Central message and purpose. Lamentations is a cry of agony and suffering. But this cry is also a confession that this terrible suffering is very much deserved, a result of repeated disobedience, defiance of God and rejection of his word. It is a graphically horrific first-person testimony to the real consequences of sin.
  1. No Comfort for the Grieving Widow Jerusalem. Rebellion and sin against God result in sorrow, tragedy and pain.
  2. The Anger of God. Even as the anger of God brings judgment, he still listens for the cry of repentance.
  3. The Faithfulness of God in the Midst of Judgment. Because of God's faithful loyal love, there is always hope.
  4. Sin and its Tragic Consequences for Children. The sin of adults can lead to terrible and tragic consequences for children.
  5. Woe to Us, for We Have Sinned. God is always on his throne; thus we should confess our sins and trust him for deliverance.

Wednesday, July 26, 2017

God Guarantees Salvation Amid Punishment (Jeremiah 46-52)
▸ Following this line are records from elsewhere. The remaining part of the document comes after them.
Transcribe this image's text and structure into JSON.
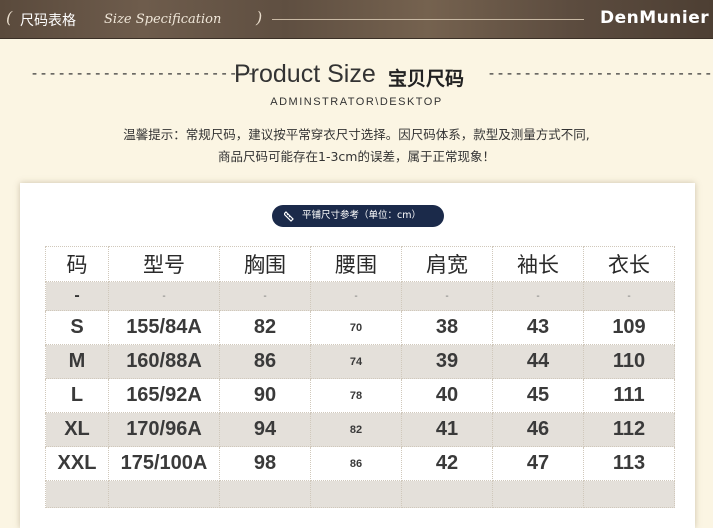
{
  "header": {
    "title_cn": "尺码表格",
    "title_en": "Size Specification",
    "open_paren": "(",
    "close_paren": ")",
    "brand": "DenMunier"
  },
  "heading": {
    "dashes": "-------------------------",
    "title_en": "Product Size",
    "title_cn": "宝贝尺码",
    "path": "ADMINSTRATOR\\DESKTOP"
  },
  "tips": {
    "line1": "温馨提示：常规尺码，建议按平常穿衣尺寸选择。因尺码体系，款型及测量方式不同,",
    "line2": "商品尺码可能存在1-3cm的误差，属于正常现象！"
  },
  "badge": {
    "label": "平铺尺寸参考（单位：cm）",
    "icon": "ruler-icon"
  },
  "table": {
    "headers": [
      "码",
      "型号",
      "胸围",
      "腰围",
      "肩宽",
      "袖长",
      "衣长"
    ],
    "dash_row": [
      "-",
      "-",
      "-",
      "-",
      "-",
      "-",
      "-"
    ],
    "rows": [
      [
        "S",
        "155/84A",
        "82",
        "70",
        "38",
        "43",
        "109"
      ],
      [
        "M",
        "160/88A",
        "86",
        "74",
        "39",
        "44",
        "110"
      ],
      [
        "L",
        "165/92A",
        "90",
        "78",
        "40",
        "45",
        "111"
      ],
      [
        "XL",
        "170/96A",
        "94",
        "82",
        "41",
        "46",
        "112"
      ],
      [
        "XXL",
        "175/100A",
        "98",
        "86",
        "42",
        "47",
        "113"
      ]
    ]
  },
  "colors": {
    "header_bar": "#5f4f41",
    "page_bg": "#fbf5e3",
    "badge_bg": "#1b2a4a",
    "row_stripe": "#e4e0da"
  }
}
"Do not be afraid, Jacob my servant; do not be dismayed, Israel. I will surely save you out of a distant place, your descendants from the land of their exile. Jacob will again have peace and security, and no one will make him afraid. 28 Do not be afraid, Jacob my servant, for I am with you," declares the Lord"Though I completely destroy all the nations among which I scatter you, I will not completely destroy you. I will discipline you but only in due measure; I will not let you go entirely unpunished" (Jer 46:27-28).
  • Ch. 46 (Judgment and Salvation): God in his sovereignty will bring judgment on prideful nations, but he will provide salvation for the remnant that truly believes.
  • Ch. 47-49 (Judgment on the Nations): God is at work throughout the world, judging and restoring.
  • Ch. 50-51 (The End of Babylon and the Future of Israel): The end of Babylon is contrasted with the everlasting restoration of God's people.
  • Ch. 52 (The End of Jerusalem, Yet Hope for the Future): Even in the context of imminent and well-deserved judgment, God offers hope.
Jeremiah, as the prophet to the nations (Jer 1:5, 10), prophesies judgment on some of Judah's neighbors. Thus, Jeremiah 46-51 is appropriately referred to as the Judgment on the Nations. The nations are: Egypt, Philistia, Moab, Ammon, Edom, Damascus, Kedar and Hazor, Elam and Babylon. Starting with Egypt provides continuity with Jeremiah 43-44. Ending with Babylon is appropriate because Babylon is the most powerful nation in the region, the one that brings judgment on the other nations, including Judah, and the nation whose future most affects that of the remnant of Israel.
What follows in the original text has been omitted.